Helping Families Create Multi-Generational Wealth
WHAT IS TRUE LEGACY WEALTH? (TLW)
The True Legacy Wealth program, offered by Minuteman Taxpayer Advocates, Inc., provides an alternative to the traditional retirement system such as deferred comp or 457 plans. The program utilizes turnkey property investments to set you on a path to lasting financial reward and multi-generational wealth for your family.
We do not just aim to sell real estate, we help you create and operate a business that incorporates your entire family to ensure the knowledge, education and wealth that you acquire in your lifetime is passed from one generation to the next.
Our team of professionals will walk with you through the process, whether you are purchasing your first rental property or your hundredth.
We help families find the right rental property in stable markets and assist them in finding a lender when needed.
Then we provide customer service to support the management of your properties.
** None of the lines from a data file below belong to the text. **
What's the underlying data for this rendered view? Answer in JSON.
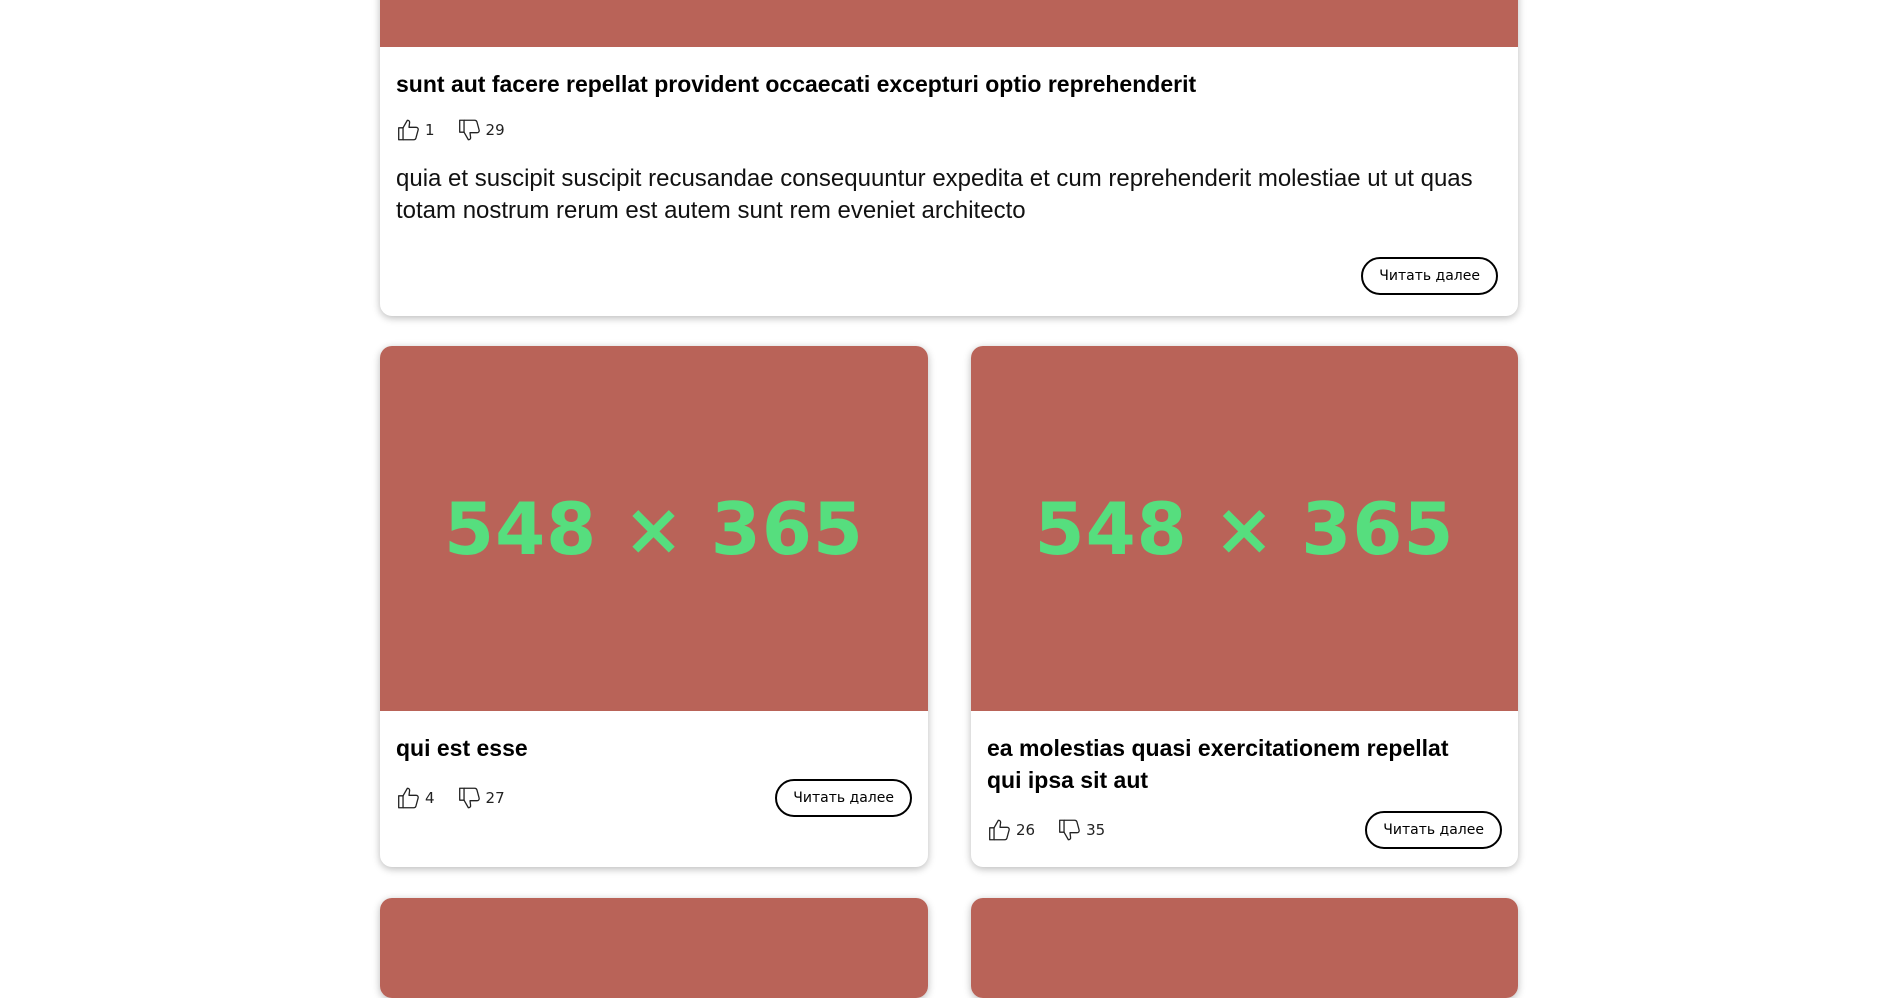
{
  "colors": {
    "cover_bg": "#B96358",
    "cover_text": "#56DE7E"
  },
  "posts": [
    {
      "title": "sunt aut facere repellat provident occaecati excepturi optio reprehenderit",
      "likes": "1",
      "dislikes": "29",
      "body": "quia et suscipit suscipit recusandae consequuntur expedita et cum reprehenderit molestiae ut ut quas totam nostrum rerum est autem sunt rem eveniet architecto",
      "read_more": "Читать далее"
    },
    {
      "cover_text": "548 × 365",
      "title": "qui est esse",
      "likes": "4",
      "dislikes": "27",
      "read_more": "Читать далее"
    },
    {
      "cover_text": "548 × 365",
      "title": "ea molestias quasi exercitationem repellat qui ipsa sit aut",
      "likes": "26",
      "dislikes": "35",
      "read_more": "Читать далее"
    }
  ],
  "icons": {
    "like": "thumbs-up-icon",
    "dislike": "thumbs-down-icon"
  }
}
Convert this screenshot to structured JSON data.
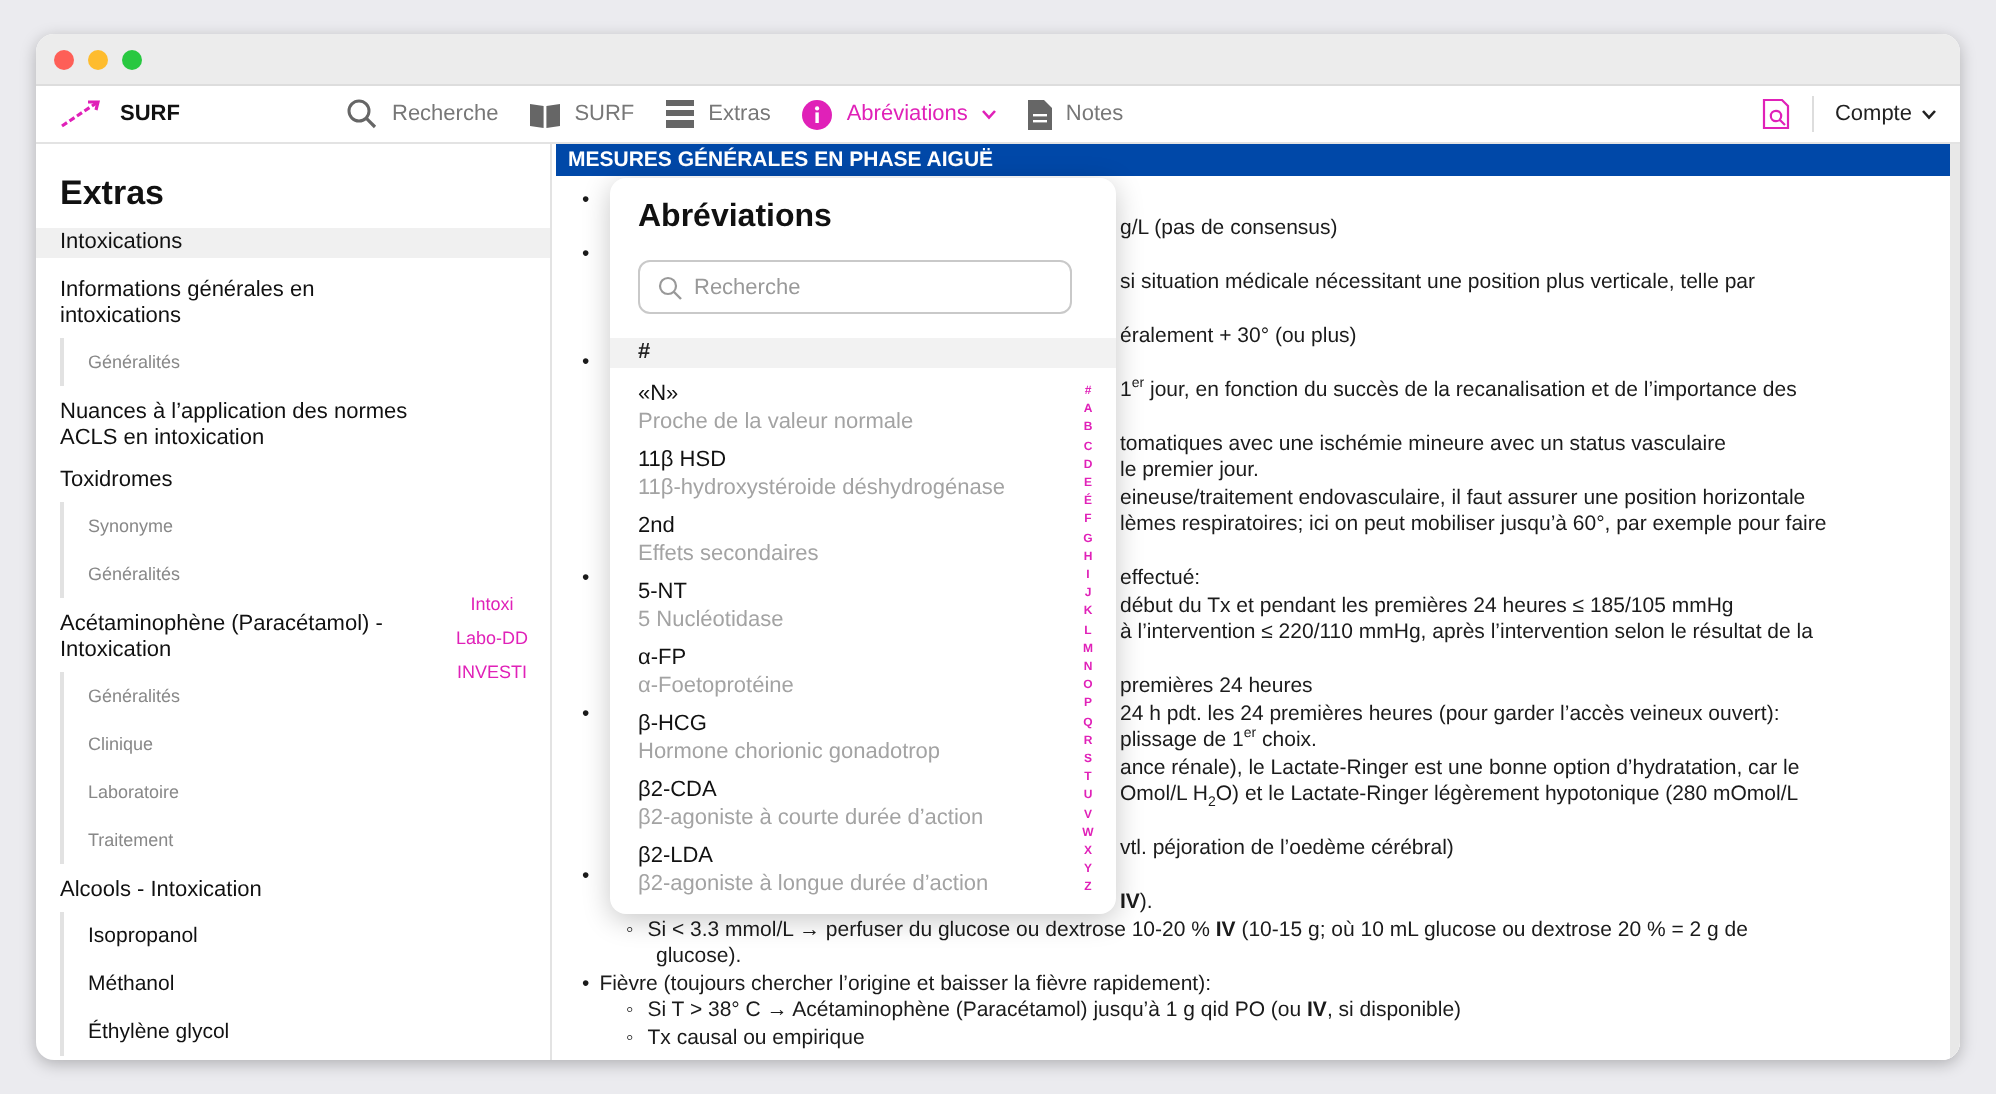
{
  "nav": {
    "brand": "SURF",
    "items": [
      {
        "kind": "search",
        "label": "Recherche",
        "selected": false
      },
      {
        "kind": "book",
        "label": "SURF",
        "selected": false
      },
      {
        "kind": "stack",
        "label": "Extras",
        "selected": false
      },
      {
        "kind": "info",
        "label": "Abréviations",
        "selected": true
      },
      {
        "kind": "doc",
        "label": "Notes",
        "selected": false
      }
    ],
    "account": "Compte"
  },
  "sidebar": {
    "title": "Extras",
    "items": [
      {
        "label": "Intoxications",
        "selected": true
      },
      {
        "label": "Informations générales en intoxications",
        "selected": false,
        "children": [
          {
            "label": "Généralités",
            "kind": "section"
          }
        ]
      },
      {
        "label": "Nuances à l’application des normes ACLS en intoxication",
        "selected": false
      },
      {
        "label": "Toxidromes",
        "selected": false,
        "children": [
          {
            "label": "Synonyme",
            "kind": "section"
          },
          {
            "label": "Généralités",
            "kind": "section"
          }
        ]
      },
      {
        "label": "Acétaminophène (Paracétamol) - Intoxication",
        "selected": false,
        "children": [
          {
            "label": "Généralités",
            "kind": "section"
          },
          {
            "label": "Clinique",
            "kind": "section"
          },
          {
            "label": "Laboratoire",
            "kind": "section"
          },
          {
            "label": "Traitement",
            "kind": "section"
          }
        ]
      },
      {
        "label": "Alcools - Intoxication",
        "selected": false,
        "children": [
          {
            "label": "Isopropanol",
            "kind": "article"
          },
          {
            "label": "Méthanol",
            "kind": "article"
          },
          {
            "label": "Éthylène glycol",
            "kind": "article"
          }
        ]
      }
    ],
    "quick_links": [
      "Intoxi",
      "Labo-DD",
      "INVESTI"
    ]
  },
  "main": {
    "header": "MESURES GÉNÉRALES EN PHASE AIGUË",
    "blocks": [
      {
        "lines": [
          {
            "kind": "split",
            "marker": "•"
          },
          {
            "kind": "split",
            "text": "g/L (pas de consensus)"
          },
          {
            "kind": "split",
            "marker": "•"
          },
          {
            "kind": "split",
            "text": "si situation médicale nécessitant une position plus verticale, telle par"
          }
        ]
      },
      {
        "lines": [
          {
            "kind": "split",
            "text": "éralement + 30° (ou plus)"
          },
          {
            "kind": "split",
            "marker": "•"
          },
          {
            "kind": "split",
            "text": "1$^{er}$ jour, en fonction du succès de la recanalisation et de l’importance des"
          }
        ]
      },
      {
        "lines": [
          {
            "kind": "split",
            "text": "tomatiques avec une ischémie mineure avec un status vasculaire"
          },
          {
            "kind": "split",
            "text": "le premier jour."
          },
          {
            "kind": "split",
            "text": "eineuse/traitement endovasculaire, il faut assurer une position horizontale"
          },
          {
            "kind": "split",
            "text": "lèmes respiratoires; ici on peut mobiliser jusqu’à 60°, par exemple pour faire"
          }
        ]
      },
      {
        "lines": [
          {
            "kind": "split",
            "marker": "•",
            "text": "effectué:"
          },
          {
            "kind": "split",
            "text": "début du Tx et pendant les premières 24 heures ≤ 185/105 mmHg"
          },
          {
            "kind": "split",
            "text": "à l’intervention ≤ 220/110 mmHg, après l’intervention selon le résultat de la"
          }
        ]
      },
      {
        "lines": [
          {
            "kind": "split",
            "text": "premières 24 heures"
          },
          {
            "kind": "split",
            "marker": "•",
            "text": "24 h pdt. les 24 premières heures (pour garder l’accès veineux ouvert):"
          },
          {
            "kind": "split",
            "text": "plissage de 1$^{er}$ choix."
          },
          {
            "kind": "split",
            "text": "ance rénale), le Lactate-Ringer est une bonne option d’hydratation, car le"
          },
          {
            "kind": "split",
            "text": "Omol/L H$_{2}$O) et le Lactate-Ringer légèrement hypotonique (280 mOmol/L"
          }
        ]
      },
      {
        "lines": [
          {
            "kind": "split",
            "text": "vtl. péjoration de l’oedème cérébral)"
          },
          {
            "kind": "split",
            "marker": "•"
          },
          {
            "kind": "split",
            "text": "**IV**)."
          },
          {
            "kind": "sub",
            "marker": "◦",
            "text": "Si < 3.3 mmol/L → perfuser du glucose ou dextrose 10-20 % **IV** (10-15 g; où 10 mL glucose ou dextrose 20 % = 2 g de"
          },
          {
            "kind": "cont",
            "text": "glucose)."
          },
          {
            "kind": "bullet",
            "marker": "•",
            "text": "Fièvre (toujours chercher l’origine et baisser la fièvre rapidement):"
          },
          {
            "kind": "sub",
            "marker": "◦",
            "text": "Si T > 38° C → Acétaminophène (Paracétamol) jusqu’à 1 g qid PO (ou **IV**, si disponible)"
          },
          {
            "kind": "sub",
            "marker": "◦",
            "text": "Tx causal ou empirique"
          }
        ]
      }
    ]
  },
  "popup": {
    "title": "Abréviations",
    "search": {
      "placeholder": "Recherche"
    },
    "section": "#",
    "entries": [
      {
        "abbr": "«N»",
        "definition": "Proche de la valeur normale"
      },
      {
        "abbr": "11β HSD",
        "definition": "11β-hydroxystéroide déshydrogénase"
      },
      {
        "abbr": "2nd",
        "definition": "Effets secondaires"
      },
      {
        "abbr": "5-NT",
        "definition": "5 Nucléotidase"
      },
      {
        "abbr": "α-FP",
        "definition": "α-Foetoprotéine"
      },
      {
        "abbr": "β-HCG",
        "definition": "Hormone chorionic gonadotrop"
      },
      {
        "abbr": "β2-CDA",
        "definition": "β2-agoniste à courte durée d’action"
      },
      {
        "abbr": "β2-LDA",
        "definition": "β2-agoniste à longue durée d’action"
      }
    ],
    "index": [
      "#",
      "A",
      "B",
      "C",
      "D",
      "E",
      "É",
      "F",
      "G",
      "H",
      "I",
      "J",
      "K",
      "L",
      "M",
      "N",
      "O",
      "P",
      "Q",
      "R",
      "S",
      "T",
      "U",
      "V",
      "W",
      "X",
      "Y",
      "Z"
    ]
  }
}
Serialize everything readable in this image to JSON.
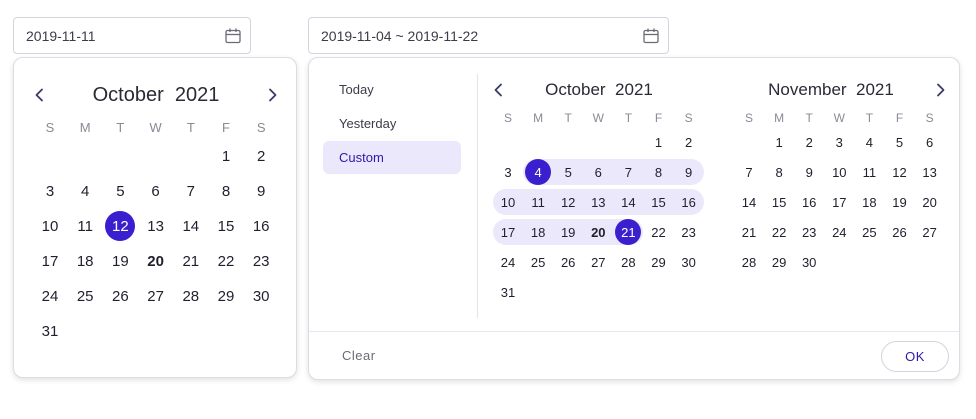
{
  "single": {
    "input_value": "2019-11-11",
    "icon": "calendar-icon",
    "calendar": {
      "month": "October",
      "year": "2021",
      "weekdays": [
        "S",
        "M",
        "T",
        "W",
        "T",
        "F",
        "S"
      ],
      "days": [
        [
          "",
          "",
          "",
          "",
          "",
          "1",
          "2"
        ],
        [
          "3",
          "4",
          "5",
          "6",
          "7",
          "8",
          "9"
        ],
        [
          "10",
          "11",
          "12",
          "13",
          "14",
          "15",
          "16"
        ],
        [
          "17",
          "18",
          "19",
          "20",
          "21",
          "22",
          "23"
        ],
        [
          "24",
          "25",
          "26",
          "27",
          "28",
          "29",
          "30"
        ],
        [
          "31",
          "",
          "",
          "",
          "",
          "",
          ""
        ]
      ],
      "selected_day": "12",
      "today_day": "20"
    }
  },
  "range": {
    "input_value": "2019-11-04 ~ 2019-11-22",
    "icon": "calendar-icon",
    "shortcuts": [
      "Today",
      "Yesterday",
      "Custom"
    ],
    "active_shortcut": "Custom",
    "left": {
      "month": "October",
      "year": "2021",
      "weekdays": [
        "S",
        "M",
        "T",
        "W",
        "T",
        "F",
        "S"
      ],
      "days": [
        [
          "",
          "",
          "",
          "",
          "",
          "1",
          "2"
        ],
        [
          "3",
          "4",
          "5",
          "6",
          "7",
          "8",
          "9"
        ],
        [
          "10",
          "11",
          "12",
          "13",
          "14",
          "15",
          "16"
        ],
        [
          "17",
          "18",
          "19",
          "20",
          "21",
          "22",
          "23"
        ],
        [
          "24",
          "25",
          "26",
          "27",
          "28",
          "29",
          "30"
        ],
        [
          "31",
          "",
          "",
          "",
          "",
          "",
          ""
        ]
      ],
      "range_start": "4",
      "range_end": "21",
      "today_day": "20"
    },
    "right": {
      "month": "November",
      "year": "2021",
      "weekdays": [
        "S",
        "M",
        "T",
        "W",
        "T",
        "F",
        "S"
      ],
      "days": [
        [
          "",
          "1",
          "2",
          "3",
          "4",
          "5",
          "6"
        ],
        [
          "7",
          "8",
          "9",
          "10",
          "11",
          "12",
          "13"
        ],
        [
          "14",
          "15",
          "16",
          "17",
          "18",
          "19",
          "20"
        ],
        [
          "21",
          "22",
          "23",
          "24",
          "25",
          "26",
          "27"
        ],
        [
          "28",
          "29",
          "30",
          "",
          "",
          "",
          ""
        ]
      ]
    },
    "clear_label": "Clear",
    "ok_label": "OK"
  },
  "colors": {
    "accent": "#3a1fcf",
    "range_fill": "#ece8fb"
  }
}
As our investors build their portfolios, we provide support, education, and advice to help our investors treat their portfolios as a family-run business, to maximize tax benefits.
WHAT WE DO FOR OUR CLIENTS?
- Find, buy, finance and manage all in one.
- We bring property searches to you.
- All properties generate minimum of 10% cash flow after expenses and are between $75K – $150K.
- Properties are in sought-after stable rental markets throughout the country
- Assist you with a variety of financing options
- Tenants are interviewed and placed for you.
- Ongoing, on-call property maintenance and management
- Provide support, education and advice to family members of all ages to maximize the multi-generational wealth opportunity.
WEALTH BUILDING SCENARIOS
Jake contributes $20,000 into his retirement account every year while Anna purchases one rental property per
year using approximately $20,000 as a down payment.
At the end of 20 years, Anna owns 20 properties and receives $71,248.20 per year in rental income. When Anna
dies, her children may anticipate receiving $71,248.20 per year in rental income.
Note: This scenario does not include any adjustment for rent increases, which is expected to increase over
time. Also, Anna is building equity in the property due to appreciation, while her tenants pay down the loan
on the property.
Jake will not see any income from his retirement account until he reaches the age of retirement. Anna
receives the immediate benefit of a stream of rental income.
1031 Exchange Scenario
Kristina has a rental property in a market that does not cash flow as well as other markets do. This property is paid off and is worth $220,000. Kristina’s cash flow after expenses is $8,000 per year. Tax
laws allow her to exchange this property for other rental properties of equal or greater value without paying taxes on any profit she otherwise would have to pay if she sold the property outright.
Kristina does a 1031 exchange and is able to put $18,000 per property toward down payments and closing costs on 12 properties worth $70,000 each. Kristina’s cash flow is now $42,748.92 per year after
expenses and instead of owning one property worth $220,000 she owns 12 properties worth $840,000.
Remember, the tenants are making all the payments on these 12 properties and when all the loans are paid off Kristina will have $840,000 in equity instead of $220,000.
Mike inherits $2 million dollars from his mother. He is able to qualify for loans on four rentals with 20% down. He buys an additional 26 properties using the remaining cash. Results:
- Four properties down payment: $18,000 x 4= $72,000
- Twenty-six properties all cash with closing costs $74,000 x 26 = $1,924,000
- Total cash flow per year without vacancy and repairs: $182,095.24 (that’s $15,175 per month!)
- This amount will tend to increase over time with increases in rent. Also, equity will build up due to tenants paying off properties and appreciation.
Sale of Residence Scenario
Gabe sells his residence and receives cash of $400,000 from the sale. He uses $100,000 on a down payment on a new house and invests $300,000 in down payments on 14 rental properties. Gabe now receives $49,873.74 in annual cash flow from the rental properties.
Now, Gabe bought a $500,000 new residence with his down payment of $100,000. The annual mortgage payment on the new residence is $23,000 per year. His property taxes are $6,250. His insurance on his house is $2,200. His total for mortgage, insurance, and property taxes per year is $31,450 for his new residence.
This is $18,424 less than what Gabe receives as income from his rental properties. This means that Gabe lives in his new house which is all paid for by the rental income he gets. In addition the tenants are paying off his rental properties. Thus, Gabe is now building up equity in his new house and 14 rentals all paid by his tenants.
Furthermore, since Gabe has a larger mortgage on his residence than he would if he had used all of the $400,000 as a down payment, he will now have a much larger tax deduction on his personal tax return because of the higher amount of mortgage interest he can deduct. This is true even though he is not using any money from his paycheck to pay the mortgage on his residence because he is using the rental profits paid by his tenants to pay the mortgage on his residence.